Two plays can make a big difference in the outcome of a game.

For most of Friday night’s contest against Sioux Falls Christian, Mitchell High School played stellar defense. The Kernels held the Chargers to 3.1 yards per carry on the ground, while also recording two sacks and an interception.

But on two second-half touchdowns, Mitchell had an opportunity to bring down Sioux Falls Christian wide receiver Noah Van Stedum, and on both occasions, he slithered free. One such play came on a game-deciding 12-yard catch and run with less than four minutes to play to beat the Kernels, 26-23.

The Chargers’ speed and quickness caused missed tackles in the open field at various points throughout the night, but none in more critical situations.

“What we can work on in practice is targeting the near hip and things we’ve been focusing on,” MHS head coach Kent VanOverschelde said. “Continuous work and getting better is going to be a focal point, because defensively, we need to tackle better.

“That seems pretty basic -- we need to block and tackle better,” VanOverschelde continued. “But especially as the game developed, we got a little tired, and mentally, we weren’t executing those things.”
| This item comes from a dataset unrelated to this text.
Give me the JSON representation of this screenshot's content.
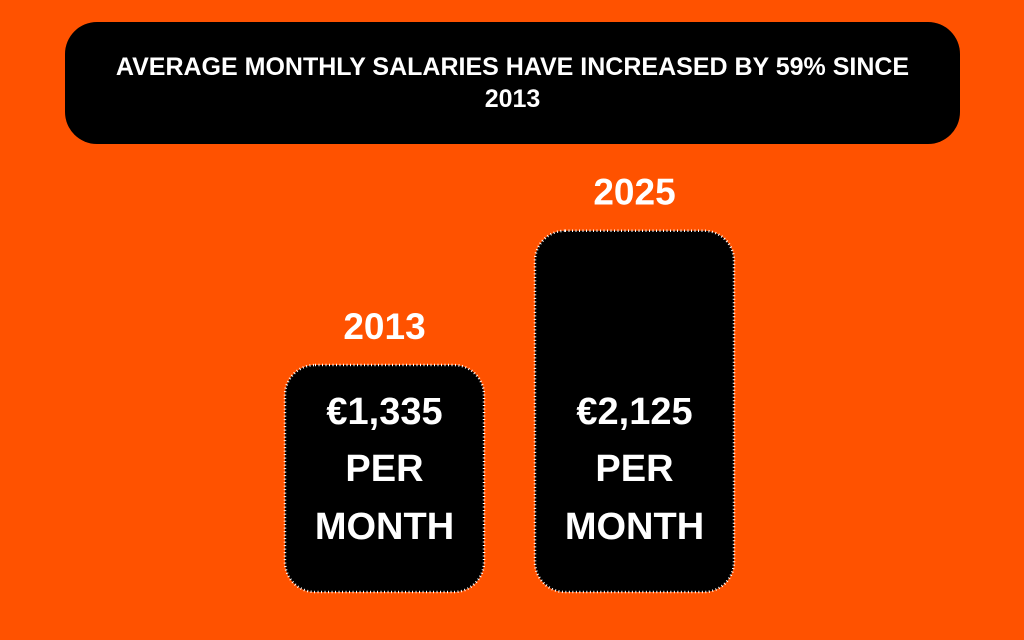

Van Stedum also shed three open-field tackle attempts on a 57-yard touchdown catch in the third quarter, as part of one of Sioux Falls Christian quarterback John Overby’s four touchdown passes in the game.

Mitchell linebacker Joe VanOverschelde (44) tackles Sioux Falls Christian running back Jaxon Hogan by the ankle as Nick Robinson (32) and Wyatt Winter (60) close in during a game on Friday at Bob Young Field in Sioux Falls. (Nick Sabato / Republic)
Mitchell linebacker Joe VanOverschelde (44) tackles Sioux Falls Christian running back Jaxon Hogan by the ankle as Nick Robinson (32) and Wyatt Winter (60) close in during a game on Friday at Bob Young Field in Sioux Falls. (Nick Sabato / Republic)

Robinson makes an imprint

Nick Robinson has quietly been an integral contributor for Mitchell on offense and defense. Listed as a fullback on offense, Robinson has played nearly every offensive snap during the first two games, but has yet to record a reception or carry.

On Friday, Robinson was not silent, however, as he made an impact on defense and special teams.

The 5-foot-9, 175-pound outside linebacker made 10 tackles -- including 3.5 for a loss -- while also blocking an extra point. Robinson also tipped a punt in the second quarter, setting up a Kerr-to-Jacobsen touchdown pass to take the lead.

The senior made his biggest play early in the fourth quarter, though. As Overby attempted to flee from the pursuit of Maxwell Bennett, he made an ill-advised throw that went directly to Robinson at the Sioux Falls Christian 12 yard line.

It was the second time Robinson made a play to set up a go-ahead score, as Kerr carried Charger defenders into the end zone on the ensuing play.

“As a senior, that’s his role and he identifies that and embraces it,” VanOverschelde said. “We need a continuation of that type of leadership. Nick Robinson did a tremendous job of making plays and keeping us in the ballgame.”

Looking at all possibilities

Leading into the game, VanOverschelde was adamant about striking a balance in Mitchell’s rushing attack after Parker Phillips carried the ball 30 times in its first game.

The Kernels managed to do so, with Phillips and quarterback Austin Kerr totaling 18 rushing attempts apiece, but Carter Jacobsen was largely absent in the offense after racking up 130 all-purpose yards on 14 touches against Douglas.

The Chargers held Mitchell to 116 yards on 3.1 yards per carry, but Jacobsen took his lone carry -- on the final drive of the game -- for 16 yards on a jet sweep. He also had two catches for 19 yards, including a touchdown, and returned one kickoff for 40 yards.

Jacobsen also played the entire game at linebacker -- making eight tackles -- but the offense felt a void without his playmaking ability.

“There’s multiple moving parts within our offense and we have to continue to target multiple parts of it and not get that single focus,” VanOverschelde said. “It’s typical. You usually want to go where you’re most comfortable, but we have to understand there is moving parts and we have to look at those possibilities.”